Included here are notices about operating procedures for absolute safety.
1. Uncontrolled power loss during the (usually short) periods while disk writes are occurring. Just observe these simple rules:
- Enterprise systems: do not configure your storage arrays in write-back mode with no battery backup and without write-through fallback without an uninterruptible power supply and pulling the plug without doing a clean shutdown.
- Consumer systems: do not pull the plug on a desktop system without an uninterruptable power supply while any application including InfinityDB is in the short period when it is writing data to disk. (You can reconfigure the drives for write-through to make the system completely safe.)
2. Use Cold Backups. Do not try to back up an InfinityDB file during the (usually short period) while data is being written to disk during a commit or spill of dirty data to disk. Simply tell your application to stop doing commits during the backup. A hot backup is not guaranteed to be usable.
Below are optional complete discussions of these issues.
Write Through vs Write Back — The Disk Caching Options Provided by Hardware
There are important drive hardware settings to understand in order to make sure that InfinityDB or indeed almost any other application is able to write data to disk absolutely safely. Boiler Bay recommends that servers be set to the Write Through mode or use battery-backup with Write-Back mode and write-through fallback, but a fuller explanation is warranted. The problem is related only to power failure, and every other kind of failure is safe with InfinityDB.
Disk Write Through mode directs the data to be written immediately to disk when requested by the software (such as via fsync). This means that when your InfinityDB client code calls the InfinityDB Commit function, the pending changes will be immediately forced to disk, and InfinityDB considers the Commit complete after that occurs. However, if your Windows or unix or Linux or any other system’s storage hardware is set up to “Write Back” data, and you ask InfinityDB to Commit its data, you are not guaranteed that your data will be written immediately to disk, even though InfinityDB will be told that the Commit (an fsync) has succeeded. Instead, write-back mode may cause the data to be written to disk a bit later, depending on circumstances of the use of the particular disk or raid array employed. Should you recommend or endorse the use of Write Back mode and you want absolute reliability, you will need to warn your customers that they must have battery back-up hardware on the storage hardware in place and operational.

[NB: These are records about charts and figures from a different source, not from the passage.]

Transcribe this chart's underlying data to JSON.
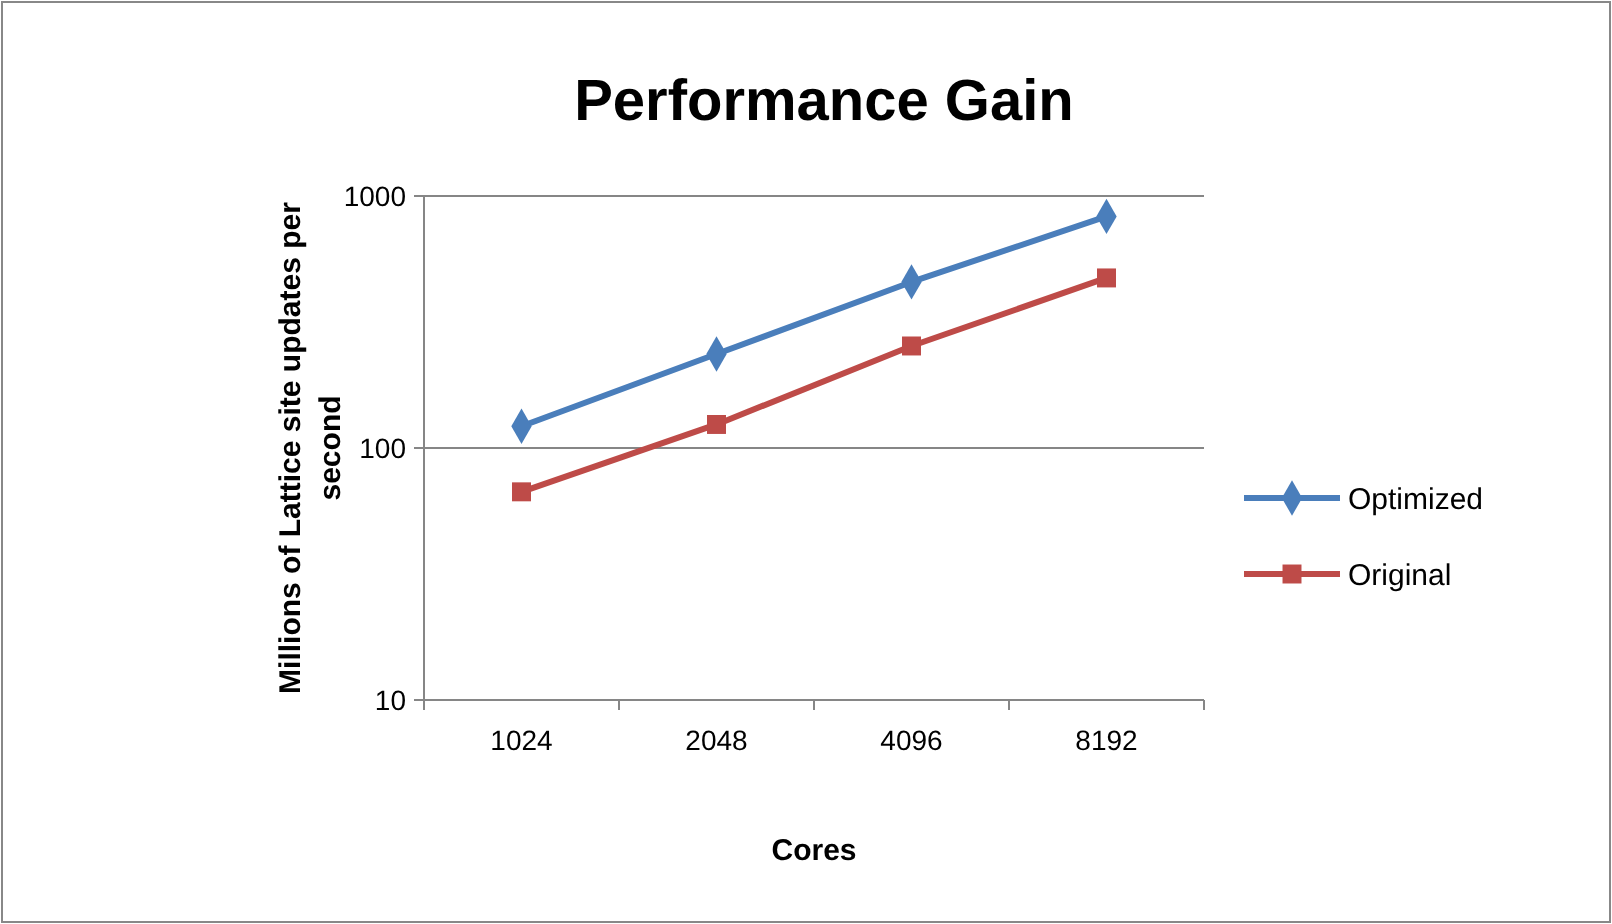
{
  "chart_data": {
    "type": "line",
    "title": "Performance Gain",
    "xlabel": "Cores",
    "ylabel": "Millions of Lattice site updates per second",
    "categories": [
      "1024",
      "2048",
      "4096",
      "8192"
    ],
    "series": [
      {
        "name": "Optimized",
        "color": "#4a7ebb",
        "values": [
          122,
          236,
          456,
          830
        ],
        "marker": "diamond"
      },
      {
        "name": "Original",
        "color": "#be4b48",
        "values": [
          67,
          124,
          254,
          473
        ],
        "marker": "square"
      }
    ],
    "log": "y",
    "ylim": [
      10,
      1000
    ],
    "yticks": [
      10,
      100,
      1000
    ],
    "grid": "y",
    "legend": "right",
    "line_style": "solid"
  }
}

However, if you have disk storage battery backup in place and the hardware determines that the battery back-up hardware is no longer functional, it will normally be set to revert to Write Through mode. That way, data that your client application requests InfinityDB to commit to disk will be directed to disk immediately, rather than entrusted to the Write Back cache for later writing to disk, and safety will be ensured. One way to realize that a storage system has reverted to write-through mode because of battery failure is that the overall performance drops off, because write-through is much slower than write-back. Normally, however, an enterprise system will alert the system administrator of the battery backup failure.
The problem only occurs on hard power failure while data is actually in the process of being written, because even a write-back system will force data to disk in background as quickly as possible. So a power failure with non-battery-backed write-back is a catastrophe for any system that is in the process of writing to disk, including any write to the file system, because there is no way for software to control what subset of dirty blocks in the storage block cache actually get written. The storage system takes advantage of its cache by reordering block writes to maximize performance. (There are low-level SAS and SATA features accessable to the file system layer called ‘tagging’ that allow preventing some re-ordering so that journaling file systems are more reliable.)

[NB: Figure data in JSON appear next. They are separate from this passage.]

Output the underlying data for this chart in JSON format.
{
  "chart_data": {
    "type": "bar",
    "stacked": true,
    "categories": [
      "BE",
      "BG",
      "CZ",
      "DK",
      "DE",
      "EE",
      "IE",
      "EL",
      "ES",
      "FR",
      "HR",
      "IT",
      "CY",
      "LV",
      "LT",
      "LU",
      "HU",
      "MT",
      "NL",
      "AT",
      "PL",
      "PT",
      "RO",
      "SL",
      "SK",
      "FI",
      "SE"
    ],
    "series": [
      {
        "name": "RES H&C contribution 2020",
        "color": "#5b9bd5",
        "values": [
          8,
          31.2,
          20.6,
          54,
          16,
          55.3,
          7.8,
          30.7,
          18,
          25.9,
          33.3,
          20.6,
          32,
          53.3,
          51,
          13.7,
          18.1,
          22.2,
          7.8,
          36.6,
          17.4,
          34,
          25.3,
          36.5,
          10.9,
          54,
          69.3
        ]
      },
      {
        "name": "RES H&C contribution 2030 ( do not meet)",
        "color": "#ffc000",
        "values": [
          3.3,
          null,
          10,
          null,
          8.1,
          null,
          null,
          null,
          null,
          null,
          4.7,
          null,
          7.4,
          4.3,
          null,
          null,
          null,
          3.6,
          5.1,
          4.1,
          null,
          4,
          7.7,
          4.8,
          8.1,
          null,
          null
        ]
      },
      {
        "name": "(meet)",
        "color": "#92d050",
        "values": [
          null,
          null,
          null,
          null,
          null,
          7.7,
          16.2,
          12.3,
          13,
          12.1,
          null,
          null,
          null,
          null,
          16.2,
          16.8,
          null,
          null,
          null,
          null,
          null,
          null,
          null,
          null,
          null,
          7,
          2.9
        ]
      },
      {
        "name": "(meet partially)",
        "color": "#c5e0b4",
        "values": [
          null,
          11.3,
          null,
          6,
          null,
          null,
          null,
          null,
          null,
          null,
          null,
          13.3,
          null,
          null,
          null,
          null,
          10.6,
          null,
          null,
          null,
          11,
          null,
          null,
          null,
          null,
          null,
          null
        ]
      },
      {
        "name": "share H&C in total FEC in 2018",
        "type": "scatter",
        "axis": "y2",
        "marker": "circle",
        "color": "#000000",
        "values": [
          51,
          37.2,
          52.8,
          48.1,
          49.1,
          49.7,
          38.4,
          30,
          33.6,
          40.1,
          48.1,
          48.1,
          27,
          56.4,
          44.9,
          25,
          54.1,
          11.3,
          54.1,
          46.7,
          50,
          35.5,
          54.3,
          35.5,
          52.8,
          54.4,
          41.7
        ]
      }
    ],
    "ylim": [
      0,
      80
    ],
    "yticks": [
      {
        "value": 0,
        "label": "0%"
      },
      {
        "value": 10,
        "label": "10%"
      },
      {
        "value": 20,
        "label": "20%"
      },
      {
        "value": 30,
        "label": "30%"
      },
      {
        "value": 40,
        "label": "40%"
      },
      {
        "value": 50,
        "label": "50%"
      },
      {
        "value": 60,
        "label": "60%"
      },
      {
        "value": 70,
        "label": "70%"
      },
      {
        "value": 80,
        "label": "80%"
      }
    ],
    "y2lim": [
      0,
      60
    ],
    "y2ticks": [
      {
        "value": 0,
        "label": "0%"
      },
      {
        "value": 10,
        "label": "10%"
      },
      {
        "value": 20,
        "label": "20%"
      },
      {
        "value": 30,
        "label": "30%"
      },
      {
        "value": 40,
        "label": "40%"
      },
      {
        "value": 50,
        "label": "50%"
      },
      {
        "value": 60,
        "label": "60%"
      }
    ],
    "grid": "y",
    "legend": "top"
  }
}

Note that any part of the operating system, file system, or application software is subject to these power-failure considerations. Because hard power failures are so dangerous, operating systems like Linux have system commands for orderly shutdown, and if these are not used, not only InfinityDB but the file system itself may in principle be corrupted as well as application data. These operating systems and file systems and DBMS do try hard to avoid the problem but they cannot guarantee success. For example, the fsck unix/Linux command may find errors even on file systems that use logging or journalling. Note that consumer computer disk systems are natively write-back for speed, and there is normally no battery backup disk hardware capability. For desktop consumers, an uninterruptable power supply or ‘UPS’ will help the problem. The window of vulnerability is normally very short, but may be extended if the application is in the process of doing continuous updates and commits over a long period.
Create Cold Backups of the InfinityDB Database File
It is suggested that you create backups of your InfinityDB file on a frequent basis as you would for any other data file. However, you must be sure that no writes are in progress during backing up the InfinityDB database file. If you attempt to back up a database while it is in the process of writing, such as during a commit or spill of dirty data to disk, you will not be copying valid data and the copy of the database may be corrupted. Such a corruption of the copy of the database will not show up immediately or even after a random length of time depending on the data to be accessed later, and an Exception may be thrown. The Exception is not guaranteed, and may be very confusing. A full read of the database will show up some errors. It is easy to write a simple program to scan all Items in the database. The original database from which the copy was made will never be corrupted.